Uma entrevista com Lysle E. Johnston Jr.

Endereço para correspondência Endereço para correspondência Lysle E. Johnston Jr. E-mail: lejjr@umich.edu

• Graduado em Odontologia pela Michigan School of Dentistry e em Ortodontia pela Michigan's Horace H. Rackham School of Graduate Studies.

• Especialista em Anatomia pela Queen's University, Belfast.

• Doutor em Anatomia pela Case Western Reserve University.

• Ex-chefe do Departament of Orthodontics and Pediatric Dentistry da University of Michigan.

• Diretor dos programas de Ortodontia da Case Western Reserve University (1971-76) e da Saint Louis University (1976-91).

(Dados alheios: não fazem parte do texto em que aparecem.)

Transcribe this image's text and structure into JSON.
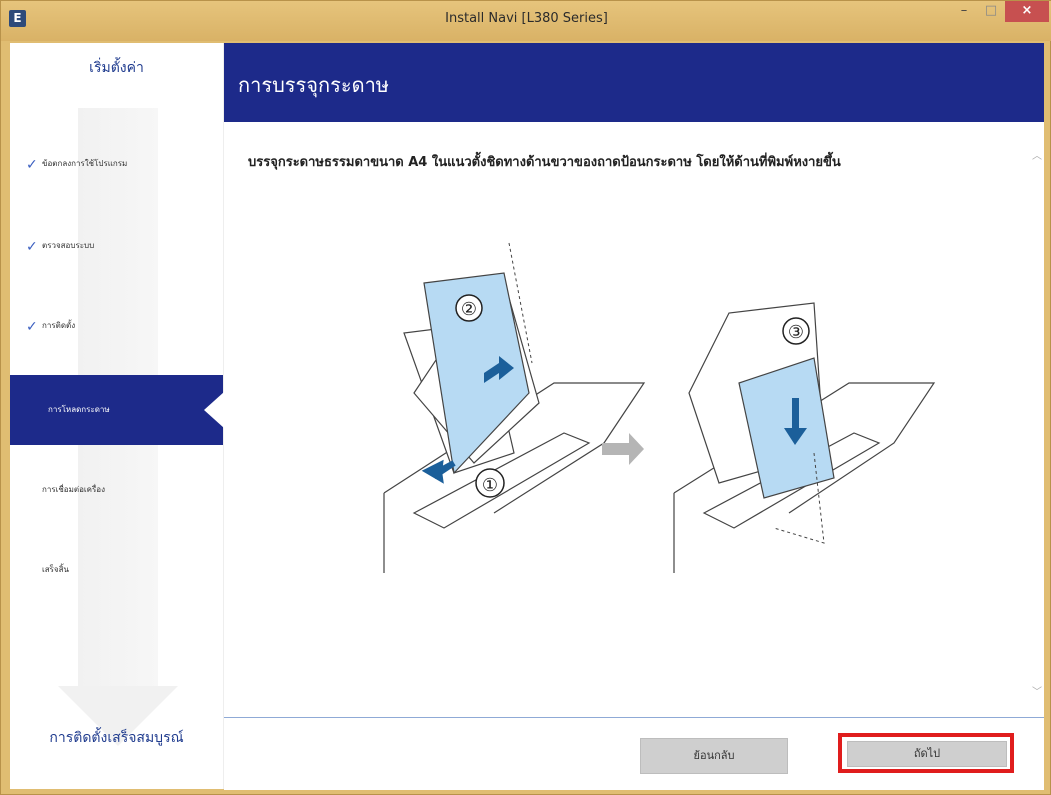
{
  "window": {
    "title": "Install Navi [L380 Series]",
    "app_icon": "E",
    "controls": {
      "minimize": "–",
      "maximize": "□",
      "close": "×"
    }
  },
  "sidebar": {
    "top_label": "เริ่มตั้งค่า",
    "items": [
      {
        "label": "ข้อตกลงการใช้โปรแกรม",
        "done": true
      },
      {
        "label": "ตรวจสอบระบบ",
        "done": true
      },
      {
        "label": "การติดตั้ง",
        "done": true
      },
      {
        "label": "การโหลดกระดาษ",
        "current": true
      },
      {
        "label": "การเชื่อมต่อเครื่อง"
      },
      {
        "label": "เสร็จสิ้น"
      }
    ],
    "bottom_label": "การติดตั้งเสร็จสมบูรณ์"
  },
  "header": {
    "title": "การบรรจุกระดาษ"
  },
  "content": {
    "instruction": "บรรจุกระดาษธรรมดาขนาด A4 ในแนวตั้งชิดทางด้านขวาของถาดป้อนกระดาษ โดยให้ด้านที่พิมพ์หงายขึ้น",
    "steps": [
      "①",
      "②",
      "③"
    ]
  },
  "footer": {
    "back_label": "ย้อนกลับ",
    "next_label": "ถัดไป"
  },
  "colors": {
    "header": "#1d2a8a",
    "titlebar": "#e0bd72",
    "highlight": "#e01d1d",
    "paper": "#b7daf3",
    "arrow": "#1b5f9a"
  },
  "icons": {
    "check": "check-icon",
    "scroll_up": "chevron-up-icon",
    "scroll_down": "chevron-down-icon",
    "transition": "arrow-right-icon"
  }
}
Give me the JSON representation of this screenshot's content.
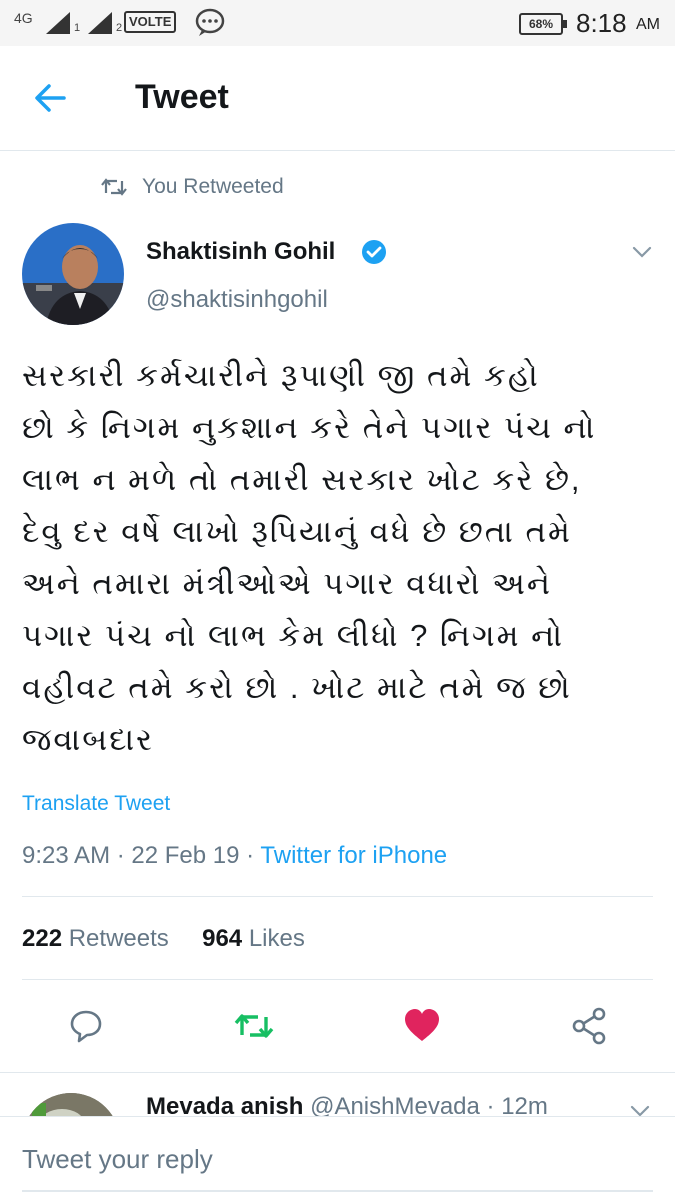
{
  "status_bar": {
    "network": "4G",
    "sim1": "1",
    "sim2": "2",
    "volte": "VOLTE",
    "battery": "68%",
    "time": "8:18",
    "ampm": "AM"
  },
  "header": {
    "title": "Tweet",
    "back_icon": "back-arrow-icon"
  },
  "context": {
    "retweet_label": "You Retweeted"
  },
  "tweet": {
    "author_name": "Shaktisinh Gohil",
    "verified": true,
    "handle": "@shaktisinhgohil",
    "text_lines": [
      "સરકારી કર્મચારીને રૂપાણી જી તમે  કહો",
      "છો કે નિગમ નુકશાન કરે તેને પગાર પંચ નો",
      "લાભ ન મળે તો તમારી સરકાર ખોટ કરે છે,",
      "દેવુ  દર વર્ષે  લાખો રૂપિયાનું વધે છે છતા તમે",
      "અને તમારા મંત્રીઓએ પગાર વધારો અને",
      "પગાર પંચ નો લાભ કેમ લીધો ? નિગમ નો",
      "વહીવટ તમે કરો છો . ખોટ માટે તમે જ છો",
      "જવાબદાર"
    ],
    "translate_label": "Translate Tweet",
    "time": "9:23 AM",
    "date": "22 Feb 19",
    "source": "Twitter for iPhone",
    "retweet_count": "222",
    "retweets_label": "Retweets",
    "like_count": "964",
    "likes_label": "Likes",
    "liked": true
  },
  "actions": {
    "reply_icon": "reply-icon",
    "retweet_icon": "retweet-icon",
    "like_icon": "heart-icon",
    "share_icon": "share-icon"
  },
  "reply_preview": {
    "name": "Mevada anish",
    "handle": "@AnishMevada",
    "time": "12m"
  },
  "reply_bar": {
    "placeholder": "Tweet your reply"
  },
  "colors": {
    "accent": "#1da1f2",
    "retweet": "#17bf63",
    "like": "#e0245e",
    "secondary_text": "#657786",
    "divider": "#e1e8ed"
  }
}
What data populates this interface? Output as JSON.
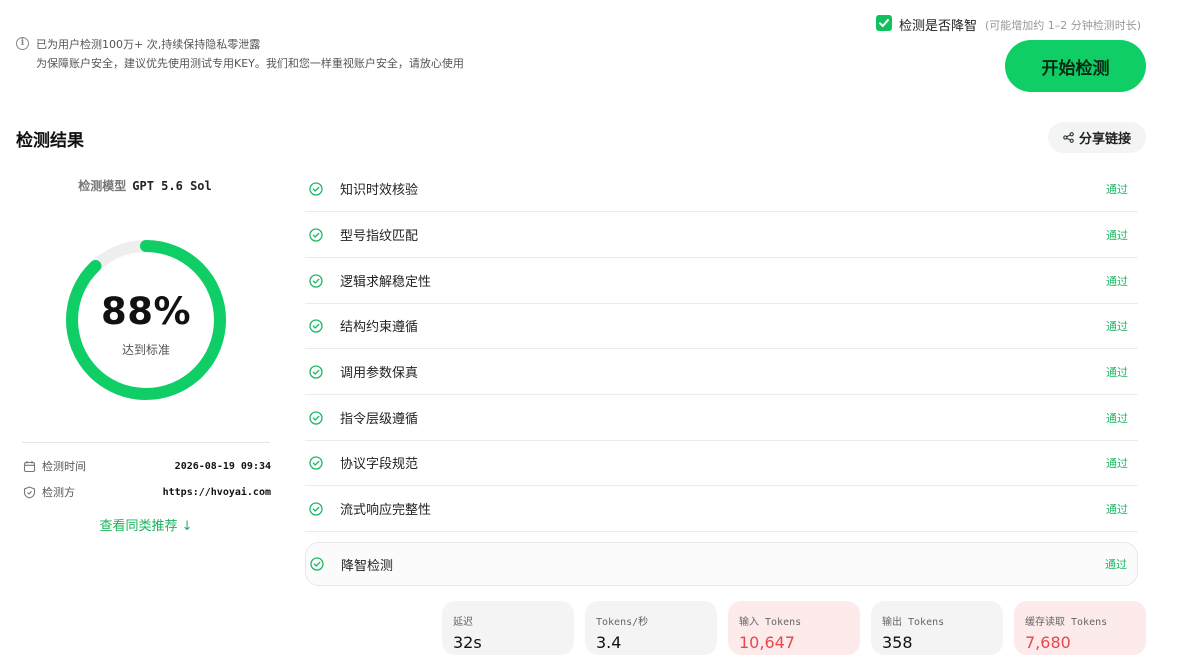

• Professor da University of Michigan, Saint Louis University e Case Western Reserve University.

• Membro do American College of Dentistry, do International College of Dentistry e do Royal College of Surgeons, Inglaterra.

• Ex-diretor da Edward H. Angle Society of Orthodontists.

• Editor de vários periódicos, entre eles o American Journal of Orthodontics and Dentofacial Orthopedics e o Journal of Orthodontics (britânico).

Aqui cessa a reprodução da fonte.